Of the overall total of 40,499 abortions reported this year as of Aug. 1, 37,551 were in the first trimester of pregnancy, 2,945 were in the second trimester and three were in the trimester, according to the Agency for Health Care Administration. Two of the third-trimester abortions were categorized as being performed “due to fatal fetal abnormality,” while the other was categorized as “due to serious fetal genetic defect, deformity or abnormality.”

Gov.
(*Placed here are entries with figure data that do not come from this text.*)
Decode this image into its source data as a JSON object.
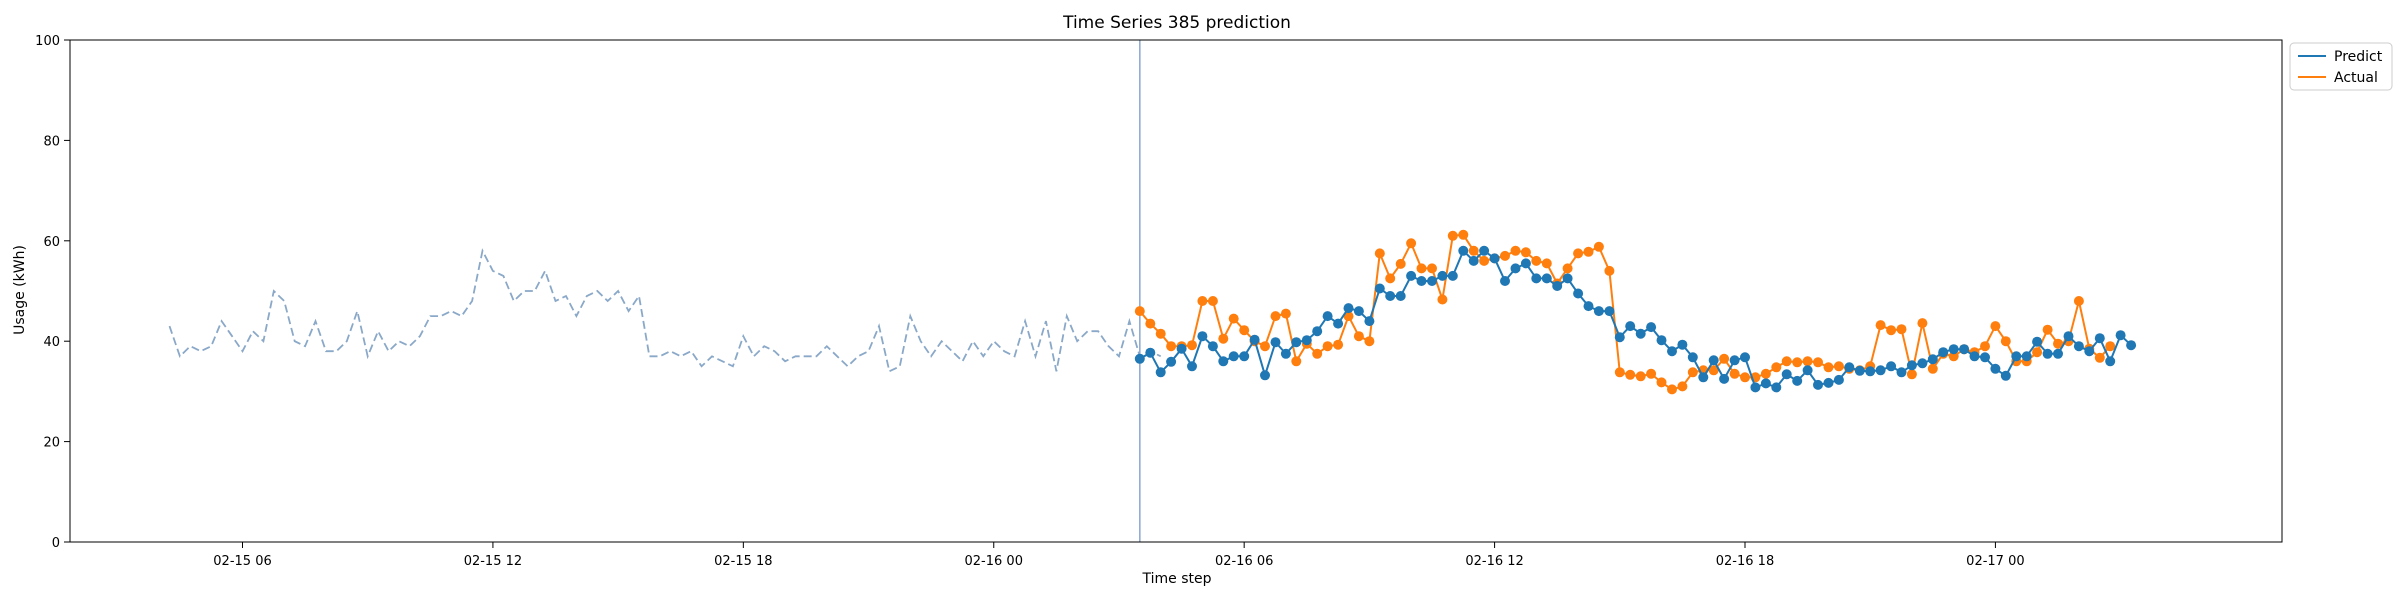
{
  "chart_data": {
    "type": "line",
    "title": "Time Series 385 prediction",
    "xlabel": "Time step",
    "ylabel": "Usage (kWh)",
    "ylim": [
      0,
      100
    ],
    "xlim": [
      "2016-02-15T01:52:00",
      "2016-02-17T06:52:00"
    ],
    "yticks": [
      0,
      20,
      40,
      60,
      80,
      100
    ],
    "xticks": [
      {
        "t": "2016-02-15T06:00:00",
        "label": "02-15 06"
      },
      {
        "t": "2016-02-15T12:00:00",
        "label": "02-15 12"
      },
      {
        "t": "2016-02-15T18:00:00",
        "label": "02-15 18"
      },
      {
        "t": "2016-02-16T00:00:00",
        "label": "02-16 00"
      },
      {
        "t": "2016-02-16T06:00:00",
        "label": "02-16 06"
      },
      {
        "t": "2016-02-16T12:00:00",
        "label": "02-16 12"
      },
      {
        "t": "2016-02-16T18:00:00",
        "label": "02-16 18"
      },
      {
        "t": "2016-02-17T00:00:00",
        "label": "02-17 00"
      }
    ],
    "grid": false,
    "legend_position": "outside-top-right",
    "split_time": "2016-02-16T03:30:00",
    "colors": {
      "history": "#8aa8c8",
      "predict": "#1f77b4",
      "actual": "#ff7f0e",
      "split": "#8aa8d0"
    },
    "step_minutes": 15,
    "history": {
      "start": "2016-02-15T04:15:00",
      "values": [
        43,
        37,
        39,
        38,
        39,
        44,
        41,
        38,
        42,
        40,
        50,
        48,
        40,
        39,
        44,
        38,
        38,
        40,
        46,
        37,
        42,
        38,
        40,
        39,
        41,
        45,
        45,
        46,
        45,
        48,
        58,
        54,
        53,
        48,
        50,
        50,
        54,
        48,
        49,
        45,
        49,
        50,
        48,
        50,
        46,
        49,
        37,
        37,
        38,
        37,
        38,
        35,
        37,
        36,
        35,
        41,
        37,
        39,
        38,
        36,
        37,
        37,
        37,
        39,
        37,
        35,
        37,
        38,
        43,
        34,
        35,
        45,
        40,
        37,
        40,
        38,
        36,
        40,
        37,
        40,
        38,
        37,
        44,
        37,
        44,
        34,
        45,
        40,
        42,
        42,
        39,
        37,
        44,
        37,
        38,
        37
      ]
    },
    "series": [
      {
        "name": "Predict",
        "start": "2016-02-16T03:30:00",
        "values": [
          36.5,
          37.7,
          33.8,
          35.9,
          38.5,
          35,
          41,
          39,
          36,
          37,
          37,
          40.3,
          33.2,
          39.8,
          37.5,
          39.8,
          40.2,
          42,
          45,
          43.5,
          46.6,
          46,
          44,
          50.5,
          49,
          49,
          53,
          52,
          52,
          53,
          53,
          58,
          56,
          58,
          56.5,
          52,
          54.5,
          55.5,
          52.5,
          52.5,
          51,
          52.5,
          49.5,
          47,
          46,
          46,
          40.8,
          43,
          41.5,
          42.8,
          40.2,
          38,
          39.3,
          36.8,
          32.8,
          36.2,
          32.5,
          36.2,
          36.8,
          30.8,
          31.6,
          30.8,
          33.4,
          32.1,
          34.2,
          31.3,
          31.7,
          32.3,
          34.8,
          34.1,
          34,
          34.2,
          35,
          33.8,
          35.2,
          35.6,
          36.4,
          37.8,
          38.4,
          38.4,
          37,
          36.8,
          34.5,
          33.1,
          37,
          37,
          39.9,
          37.5,
          37.5,
          41,
          39,
          38,
          40.6,
          36,
          41.2,
          39.2
        ]
      },
      {
        "name": "Actual",
        "start": "2016-02-16T03:30:00",
        "values": [
          46,
          43.5,
          41.5,
          39,
          39,
          39.2,
          48,
          48,
          40.5,
          44.5,
          42.2,
          40,
          39,
          45,
          45.5,
          36,
          39.5,
          37.5,
          39,
          39.3,
          45,
          41,
          40,
          57.5,
          52.5,
          55.4,
          59.5,
          54.5,
          54.5,
          48.3,
          61,
          61.2,
          58,
          56,
          56.5,
          57,
          58,
          57.7,
          56,
          55.5,
          51.5,
          54.5,
          57.5,
          57.8,
          58.8,
          54,
          33.8,
          33.3,
          33,
          33.5,
          31.8,
          30.4,
          31,
          33.8,
          34.2,
          34.2,
          36.5,
          33.5,
          32.8,
          32.8,
          33.5,
          34.8,
          36,
          35.8,
          36,
          35.8,
          34.8,
          35,
          34.5,
          34.2,
          35,
          43.2,
          42.2,
          42.4,
          33.4,
          43.6,
          34.5,
          37.5,
          37,
          38.4,
          37.8,
          39,
          43,
          40,
          36,
          36,
          37.8,
          42.3,
          39.5,
          40,
          48,
          38.5,
          36.7,
          39
        ]
      }
    ]
  }
}
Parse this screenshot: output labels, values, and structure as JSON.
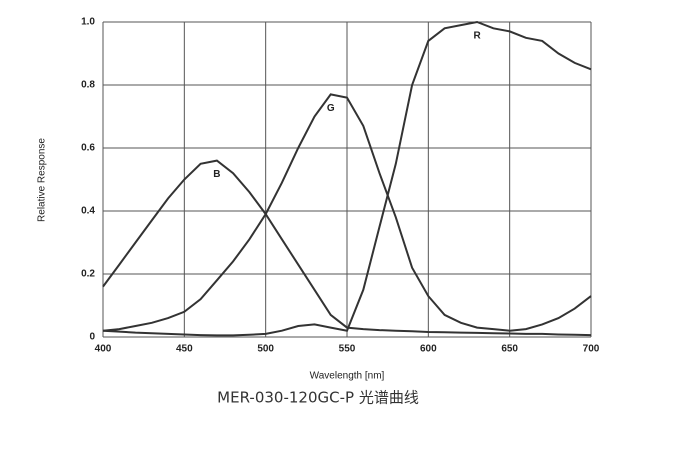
{
  "chart_data": {
    "type": "line",
    "caption": "MER-030-120GC-P 光谱曲线",
    "x_label": "Wavelength [nm]",
    "y_label": "Relative Response",
    "x": [
      400,
      410,
      420,
      430,
      440,
      450,
      460,
      470,
      480,
      490,
      500,
      510,
      520,
      530,
      540,
      550,
      560,
      570,
      580,
      590,
      600,
      610,
      620,
      630,
      640,
      650,
      660,
      670,
      680,
      690,
      700
    ],
    "series": [
      {
        "name": "B",
        "color": "#333333",
        "values": [
          0.16,
          0.23,
          0.3,
          0.37,
          0.44,
          0.5,
          0.55,
          0.56,
          0.52,
          0.46,
          0.39,
          0.31,
          0.23,
          0.15,
          0.07,
          0.03,
          0.025,
          0.022,
          0.02,
          0.018,
          0.016,
          0.015,
          0.014,
          0.013,
          0.012,
          0.011,
          0.01,
          0.01,
          0.008,
          0.007,
          0.006
        ]
      },
      {
        "name": "G",
        "color": "#333333",
        "values": [
          0.02,
          0.025,
          0.035,
          0.045,
          0.06,
          0.08,
          0.12,
          0.18,
          0.24,
          0.31,
          0.39,
          0.49,
          0.6,
          0.7,
          0.77,
          0.76,
          0.67,
          0.52,
          0.38,
          0.22,
          0.13,
          0.07,
          0.045,
          0.03,
          0.025,
          0.02,
          0.025,
          0.04,
          0.06,
          0.09,
          0.13
        ]
      },
      {
        "name": "R",
        "color": "#333333",
        "values": [
          0.02,
          0.017,
          0.014,
          0.012,
          0.01,
          0.008,
          0.006,
          0.005,
          0.005,
          0.007,
          0.01,
          0.02,
          0.035,
          0.04,
          0.03,
          0.02,
          0.15,
          0.35,
          0.55,
          0.8,
          0.94,
          0.98,
          0.99,
          1.0,
          0.98,
          0.97,
          0.95,
          0.94,
          0.9,
          0.87,
          0.85
        ]
      }
    ],
    "xlim": [
      400,
      700
    ],
    "xticks": [
      400,
      450,
      500,
      550,
      600,
      650,
      700
    ],
    "ylim": [
      0,
      1
    ],
    "yticks": [
      0,
      0.2,
      0.4,
      0.6,
      0.8,
      {
        "value": 1,
        "label": "1.0"
      }
    ],
    "grid": true
  }
}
Ron DeSantis and the Republican-controlled Legislature approved the six-week abortion limit in 2023 after passing a 15-week limit in 2022. The state Supreme Court on April 1 rejected a constitutional challenge by abortion-rights supporters to the 15-week limit.

That ruling also had the effect of allowing the six-week limit to take effect May 1.

Meanwhile, the Supreme Court also allowed a proposed abortion-rights constitutional amendment to go on the November ballot, setting up perhaps the state’s biggest political fight of 2024. Abortion-rights supporters have turned to ballot initiatives in Florida and other states after the U.S. Supreme Court in 2022 struck down the landmark Roe v. Wade decision and left abortion issues to be decided in states.

The proposed Florida amendment says, in part, that no “law shall prohibit, penalize, delay, or restrict abortion before viability or when necessary to protect the patient’s health, as determined by the patient’s healthcare provider.” It would need approval from 60 percent of voters to pass.